People might ask why I laid all of this groundwork before getting into the actual BCI security work. David Marr answered that in 1982: “Trying to understand perception by studying only neurons is like trying to understand bird flight by studying only feathers; it just cannot be done.” (via MIT OCW 9.13, Nancy Kanwisher). That is the reason all of this exists. You cannot secure a brain-computer interface by looking at the interface alone. You need the psychiatry to understand what damage looks like. You need the physics to understand what’s possible. You need the ethics to understand what’s worth protecting. And you need security to stress test and map it all. There’s more that I’m missing, and I’ll need to disseminate it clearly as I work to improve and enhance these datasets, make them more effective and testable, solidified with research and science. But the foundation had to come first.
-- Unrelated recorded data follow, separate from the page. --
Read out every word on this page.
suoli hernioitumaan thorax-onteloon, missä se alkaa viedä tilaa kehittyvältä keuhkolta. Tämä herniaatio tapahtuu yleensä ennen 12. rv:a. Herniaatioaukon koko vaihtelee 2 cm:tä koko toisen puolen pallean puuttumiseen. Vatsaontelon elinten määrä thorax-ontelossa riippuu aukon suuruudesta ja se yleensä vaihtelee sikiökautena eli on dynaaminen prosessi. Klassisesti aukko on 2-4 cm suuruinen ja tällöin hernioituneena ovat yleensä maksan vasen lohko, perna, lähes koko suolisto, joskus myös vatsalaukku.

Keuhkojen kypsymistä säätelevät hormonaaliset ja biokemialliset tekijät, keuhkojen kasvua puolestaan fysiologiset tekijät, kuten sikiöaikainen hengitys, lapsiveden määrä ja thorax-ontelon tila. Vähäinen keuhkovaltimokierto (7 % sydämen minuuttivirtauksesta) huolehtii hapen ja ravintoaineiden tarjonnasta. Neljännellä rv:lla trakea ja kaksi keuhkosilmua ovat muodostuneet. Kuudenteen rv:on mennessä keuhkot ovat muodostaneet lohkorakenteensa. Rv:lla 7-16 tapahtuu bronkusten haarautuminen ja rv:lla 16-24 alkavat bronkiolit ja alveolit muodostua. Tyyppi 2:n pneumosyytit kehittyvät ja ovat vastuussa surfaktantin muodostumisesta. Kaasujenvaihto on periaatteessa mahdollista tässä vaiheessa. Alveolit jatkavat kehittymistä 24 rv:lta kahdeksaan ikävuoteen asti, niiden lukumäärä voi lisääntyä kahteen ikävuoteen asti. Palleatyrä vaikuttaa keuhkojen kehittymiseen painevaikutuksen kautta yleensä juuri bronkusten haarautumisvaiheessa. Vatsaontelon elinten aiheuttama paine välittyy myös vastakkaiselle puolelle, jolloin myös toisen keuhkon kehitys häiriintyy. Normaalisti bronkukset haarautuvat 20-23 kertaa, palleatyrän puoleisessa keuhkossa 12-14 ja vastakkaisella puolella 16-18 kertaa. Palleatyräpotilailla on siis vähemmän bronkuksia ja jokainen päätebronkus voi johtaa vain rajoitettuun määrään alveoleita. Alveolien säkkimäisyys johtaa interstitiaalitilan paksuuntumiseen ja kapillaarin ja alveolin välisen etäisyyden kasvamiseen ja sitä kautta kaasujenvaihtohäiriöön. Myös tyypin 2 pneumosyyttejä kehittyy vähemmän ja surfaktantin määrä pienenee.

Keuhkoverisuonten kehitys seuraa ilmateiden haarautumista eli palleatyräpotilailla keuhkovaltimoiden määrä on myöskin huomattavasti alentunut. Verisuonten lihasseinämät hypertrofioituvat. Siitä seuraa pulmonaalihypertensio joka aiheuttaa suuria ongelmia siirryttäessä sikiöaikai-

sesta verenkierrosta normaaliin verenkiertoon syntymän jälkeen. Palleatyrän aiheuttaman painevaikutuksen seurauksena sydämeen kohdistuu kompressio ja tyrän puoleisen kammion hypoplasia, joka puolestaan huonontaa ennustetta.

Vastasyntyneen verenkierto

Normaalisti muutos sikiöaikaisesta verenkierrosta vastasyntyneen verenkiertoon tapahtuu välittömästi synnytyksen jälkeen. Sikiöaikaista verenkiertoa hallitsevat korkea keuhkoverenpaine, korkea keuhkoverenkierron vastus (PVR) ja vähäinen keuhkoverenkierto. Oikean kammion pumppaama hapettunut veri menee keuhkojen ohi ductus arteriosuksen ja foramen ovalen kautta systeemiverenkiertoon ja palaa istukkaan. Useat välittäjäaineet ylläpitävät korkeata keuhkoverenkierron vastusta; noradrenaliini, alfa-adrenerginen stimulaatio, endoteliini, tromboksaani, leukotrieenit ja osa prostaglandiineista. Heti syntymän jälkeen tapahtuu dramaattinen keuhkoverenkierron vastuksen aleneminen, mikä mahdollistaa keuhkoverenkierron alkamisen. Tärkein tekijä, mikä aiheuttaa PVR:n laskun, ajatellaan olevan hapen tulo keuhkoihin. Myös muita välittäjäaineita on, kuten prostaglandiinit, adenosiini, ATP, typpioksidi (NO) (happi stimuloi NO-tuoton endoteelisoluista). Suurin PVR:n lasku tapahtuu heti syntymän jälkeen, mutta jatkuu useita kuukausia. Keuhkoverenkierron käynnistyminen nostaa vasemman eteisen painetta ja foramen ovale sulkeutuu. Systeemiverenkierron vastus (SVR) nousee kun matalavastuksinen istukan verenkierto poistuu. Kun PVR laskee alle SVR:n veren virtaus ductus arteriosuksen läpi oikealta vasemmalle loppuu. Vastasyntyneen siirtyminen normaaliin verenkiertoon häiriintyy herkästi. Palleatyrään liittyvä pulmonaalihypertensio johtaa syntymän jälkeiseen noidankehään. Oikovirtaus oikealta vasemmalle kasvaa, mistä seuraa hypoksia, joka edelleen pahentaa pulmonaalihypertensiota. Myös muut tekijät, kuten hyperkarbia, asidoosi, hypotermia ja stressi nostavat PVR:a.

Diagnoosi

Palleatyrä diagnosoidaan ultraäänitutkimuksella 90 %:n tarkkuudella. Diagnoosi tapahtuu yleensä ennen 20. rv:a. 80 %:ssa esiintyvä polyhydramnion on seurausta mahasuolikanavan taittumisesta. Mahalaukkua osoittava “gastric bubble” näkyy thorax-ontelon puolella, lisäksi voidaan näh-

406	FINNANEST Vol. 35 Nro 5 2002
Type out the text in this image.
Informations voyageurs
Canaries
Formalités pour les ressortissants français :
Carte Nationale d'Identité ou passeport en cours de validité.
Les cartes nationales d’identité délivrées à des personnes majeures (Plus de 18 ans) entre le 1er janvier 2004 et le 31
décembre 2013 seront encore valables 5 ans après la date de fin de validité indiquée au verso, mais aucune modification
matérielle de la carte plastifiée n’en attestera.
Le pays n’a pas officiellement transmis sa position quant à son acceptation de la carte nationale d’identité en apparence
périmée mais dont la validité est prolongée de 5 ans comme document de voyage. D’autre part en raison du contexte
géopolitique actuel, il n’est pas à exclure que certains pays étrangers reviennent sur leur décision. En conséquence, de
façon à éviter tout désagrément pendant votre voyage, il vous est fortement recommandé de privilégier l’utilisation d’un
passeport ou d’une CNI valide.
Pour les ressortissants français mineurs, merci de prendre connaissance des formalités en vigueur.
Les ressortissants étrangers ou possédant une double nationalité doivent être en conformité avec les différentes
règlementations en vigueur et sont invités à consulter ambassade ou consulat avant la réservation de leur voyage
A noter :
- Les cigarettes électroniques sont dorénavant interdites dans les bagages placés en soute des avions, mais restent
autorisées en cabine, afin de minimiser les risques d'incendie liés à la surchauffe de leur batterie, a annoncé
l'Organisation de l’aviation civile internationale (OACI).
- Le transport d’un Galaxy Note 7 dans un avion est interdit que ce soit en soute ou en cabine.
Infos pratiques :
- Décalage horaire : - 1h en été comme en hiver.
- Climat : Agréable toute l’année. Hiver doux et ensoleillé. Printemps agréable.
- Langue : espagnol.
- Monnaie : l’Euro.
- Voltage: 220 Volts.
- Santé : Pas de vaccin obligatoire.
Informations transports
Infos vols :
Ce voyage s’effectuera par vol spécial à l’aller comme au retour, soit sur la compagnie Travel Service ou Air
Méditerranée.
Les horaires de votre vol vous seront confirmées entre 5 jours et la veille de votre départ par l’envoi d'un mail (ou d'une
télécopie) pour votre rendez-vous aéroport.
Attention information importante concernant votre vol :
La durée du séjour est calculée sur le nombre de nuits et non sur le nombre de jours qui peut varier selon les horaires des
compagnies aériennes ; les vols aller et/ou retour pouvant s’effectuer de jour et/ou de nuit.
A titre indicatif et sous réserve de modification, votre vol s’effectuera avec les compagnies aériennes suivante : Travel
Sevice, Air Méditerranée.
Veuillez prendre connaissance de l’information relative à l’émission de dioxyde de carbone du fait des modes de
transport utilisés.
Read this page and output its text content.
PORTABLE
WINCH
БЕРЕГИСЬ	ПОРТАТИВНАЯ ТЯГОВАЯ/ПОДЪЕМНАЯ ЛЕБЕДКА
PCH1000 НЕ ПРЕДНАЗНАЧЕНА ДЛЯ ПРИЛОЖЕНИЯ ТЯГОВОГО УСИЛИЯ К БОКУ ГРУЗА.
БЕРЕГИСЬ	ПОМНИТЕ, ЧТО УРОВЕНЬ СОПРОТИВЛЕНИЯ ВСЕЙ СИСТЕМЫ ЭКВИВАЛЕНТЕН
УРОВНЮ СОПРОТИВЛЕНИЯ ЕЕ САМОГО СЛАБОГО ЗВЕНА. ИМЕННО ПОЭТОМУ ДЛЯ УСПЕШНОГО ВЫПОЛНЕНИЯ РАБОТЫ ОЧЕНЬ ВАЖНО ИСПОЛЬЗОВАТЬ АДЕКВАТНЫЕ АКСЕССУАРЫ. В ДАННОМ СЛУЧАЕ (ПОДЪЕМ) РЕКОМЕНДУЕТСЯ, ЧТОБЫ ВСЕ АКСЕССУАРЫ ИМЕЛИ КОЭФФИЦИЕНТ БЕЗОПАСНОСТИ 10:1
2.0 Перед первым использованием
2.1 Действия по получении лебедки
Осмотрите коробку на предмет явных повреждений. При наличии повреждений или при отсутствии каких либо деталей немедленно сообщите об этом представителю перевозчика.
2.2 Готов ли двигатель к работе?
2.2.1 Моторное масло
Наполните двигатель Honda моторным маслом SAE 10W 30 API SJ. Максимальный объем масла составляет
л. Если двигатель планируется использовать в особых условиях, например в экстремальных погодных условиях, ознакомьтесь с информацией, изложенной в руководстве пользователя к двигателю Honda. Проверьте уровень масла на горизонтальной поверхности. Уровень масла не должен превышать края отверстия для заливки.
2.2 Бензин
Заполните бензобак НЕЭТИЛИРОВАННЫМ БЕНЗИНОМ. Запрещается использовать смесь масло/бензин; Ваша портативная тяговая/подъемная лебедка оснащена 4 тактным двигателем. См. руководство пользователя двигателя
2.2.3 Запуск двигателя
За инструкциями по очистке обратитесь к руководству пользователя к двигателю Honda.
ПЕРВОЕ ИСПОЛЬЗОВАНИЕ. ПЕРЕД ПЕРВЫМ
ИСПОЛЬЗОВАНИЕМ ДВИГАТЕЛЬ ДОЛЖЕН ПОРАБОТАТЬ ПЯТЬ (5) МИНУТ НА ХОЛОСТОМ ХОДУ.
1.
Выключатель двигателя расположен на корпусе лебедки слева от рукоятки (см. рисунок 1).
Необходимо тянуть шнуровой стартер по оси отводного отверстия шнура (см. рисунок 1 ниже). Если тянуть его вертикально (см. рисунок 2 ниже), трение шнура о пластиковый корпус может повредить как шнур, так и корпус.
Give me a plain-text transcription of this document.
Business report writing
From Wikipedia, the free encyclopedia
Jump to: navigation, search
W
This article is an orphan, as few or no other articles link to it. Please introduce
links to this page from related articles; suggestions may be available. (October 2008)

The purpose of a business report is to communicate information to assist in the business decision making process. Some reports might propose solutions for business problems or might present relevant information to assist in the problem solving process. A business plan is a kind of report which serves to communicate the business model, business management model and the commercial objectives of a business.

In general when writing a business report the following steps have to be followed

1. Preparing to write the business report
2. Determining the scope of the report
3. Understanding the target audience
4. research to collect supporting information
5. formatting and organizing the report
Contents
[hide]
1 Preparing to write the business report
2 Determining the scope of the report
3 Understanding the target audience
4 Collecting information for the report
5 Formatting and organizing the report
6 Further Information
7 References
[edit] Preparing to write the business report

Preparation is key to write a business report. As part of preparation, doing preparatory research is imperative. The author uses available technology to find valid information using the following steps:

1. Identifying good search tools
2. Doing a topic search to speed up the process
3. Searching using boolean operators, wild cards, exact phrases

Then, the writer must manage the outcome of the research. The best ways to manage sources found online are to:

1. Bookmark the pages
There’s a lot of policy gaps that still need addressing. Policies define the scope and the work for security. Neuroethics will write those policies, and neurosecurity will test and secure against them. The two aren’t separate disciplines, they’re two halves of the same problem. Without ethics defining what’s protected, security has no boundaries. Without security testing those boundaries, ethics stays theoretical.

I haven’t kicked off the security vulnerability scanning yet. That’s a whole new category: responsible disclosures, compiled reports, coordinated follow-ups. I can automate parts of it, but that defeats the fun of learning the process.

This isn’t a solo mission forever. I want to build a real team around neurosecurity, but through academia, with proper footing and a real foundation to grow from. That’s my goal by end of year: get into a program and start these conversations in a formal setting.

I started this project with ethics, not exploits. That’s what led to everything you see here. All of this is open for a reason. Don’t wait to start, because I didn’t. Just do it responsibly, securely, and ethically. Make mistakes, but know how to steer yourself back. Version control is beautiful for that reason. Production environments in a lab, that’s different. That requires partnerships, institutional backing, and real accountability.

What a time to be alive. It started with a mind map. I hope it helps science, research, and a whole lot more.


Written with AI assistance (Claude). All claims verified by the author.